(CRITIQUE) Otomonogatari – L’Éveil d’une oreille
Par Gabrielle Brassard
Le marionnettiste derrière le célèbre Loup Bleu, directeur du Théâtre du Sous-Marin jaune (Guerre et Paix, Le discours de la méthode, La Bible), est sorti de son personnage pour se mettre lui-même en scène, le temps de deux représentations au théâtre Outremont, pour nous raconter Otomonogatari – L’Éveil d’une oreille, un spectacle intimiste, personnel et original, créé en 2015 au Théâtre de la Petite Marée, à Bonaventure.
En une petite heure, Antoine Laprise (texte, interprétation, co-mise en scène et recherche musicale) explore l’univers du musicien expérimental Otomo Yoshihide, un « artiste qui a marqué sa carrière de jeune reporter… et de sagace marionnettiste », dans un Japon des années 60 et 70. Fidèle à sa marque de commerce, celle des décors de maquettes, du théâtre d’objets et de la manipulation de marionnettes de toutes sortes, Laprise nous transporte dans un univers méconnu pour la plupart d’entre nous. L’histoire de ce musicien, qui a connu un parcours singulier, est fascinante. Raconté avec humour, mais aux faits rigoureusement véridiques, le chemin de vie du jeune Otomo l’amène du Japon post-Deuxième Guerre mondiale aux États-Unis, puis au Québec, alors qu’il se produit en spectacle avec le groupe culte (un groupe pas très connu, mais dont les admirateurs qui le connaisse « tripent vraiment », d’après la définition du narrateur) Ground Zero. C’est d’ailleurs à cette occasion que Laprise voit pour la première fois le Japonais en spectacle. Cette rencontre est déterminante pour tout le reste de la vie de l’auteur… qui en fait même aujourd’hui un spectacle.

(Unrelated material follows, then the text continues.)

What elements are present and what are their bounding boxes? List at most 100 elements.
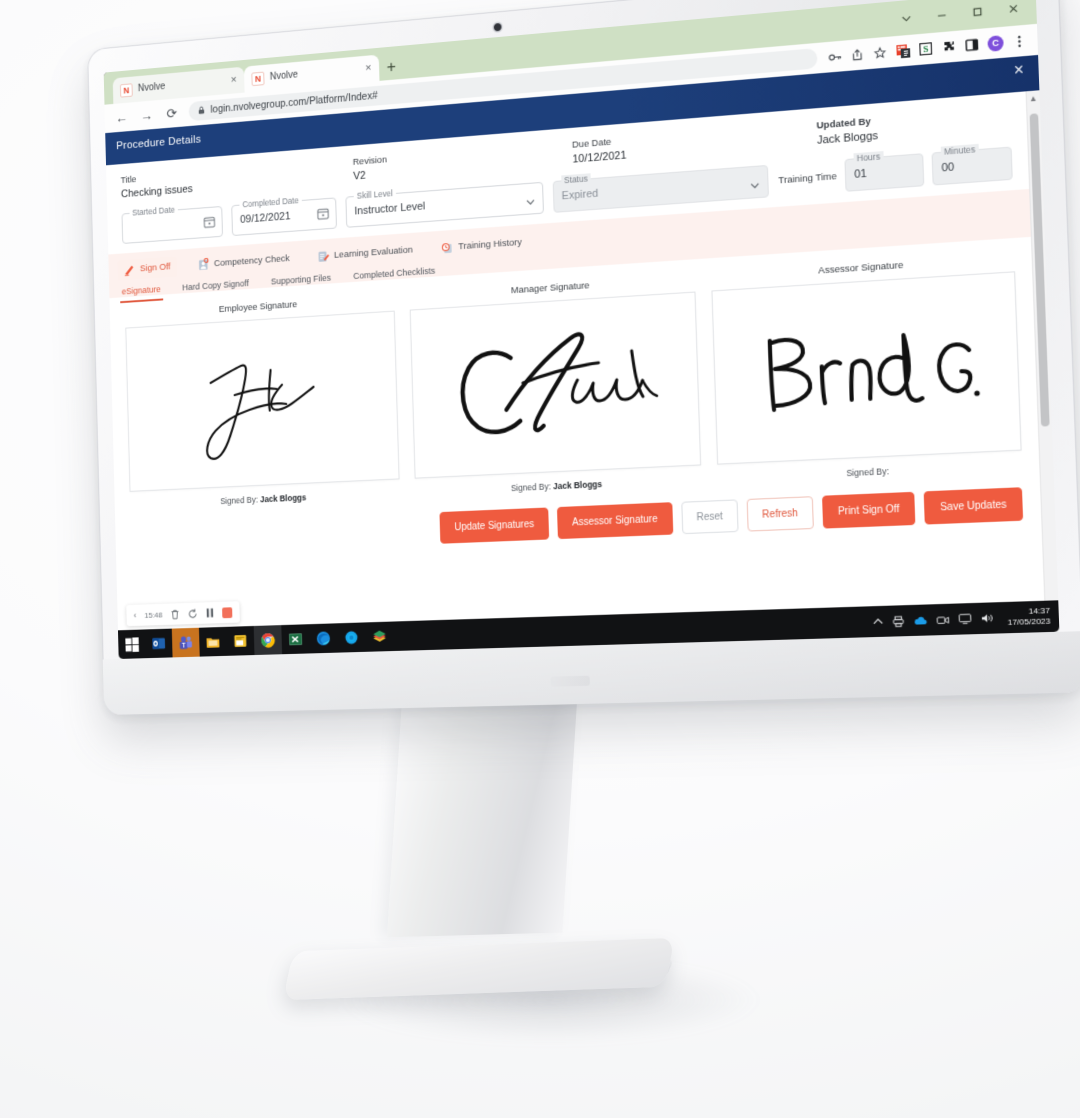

Toujours très intellectuel même si bien vulgarisé et expliqué, L’Éveil d’une oreille est plus compréhensible pour les adultes que pour de jeunes enfants, même si la pièce d’adresse « aux 10 ans et plus ». Laprise démontre, encore une fois, sa grande force de conteur d’histoires complexes et son talent inégalé pour les histoires singulières et la manipulation d’objets et de marionnettes. Dans une mise en scène simple, mais fonctionnelle dans un espace relativement restreint, de Jacques Laroche, Otomonogatari — L’Éveil d’une oreille réussit à nous envoûter et à nous amener au cœur même de Fukushima, ville d’enfance du musicien, où il retournera pour y créer le premier festival de musique, quelques mois après l’explosion de la centrale nucléaire qu’elle a connue en 2011.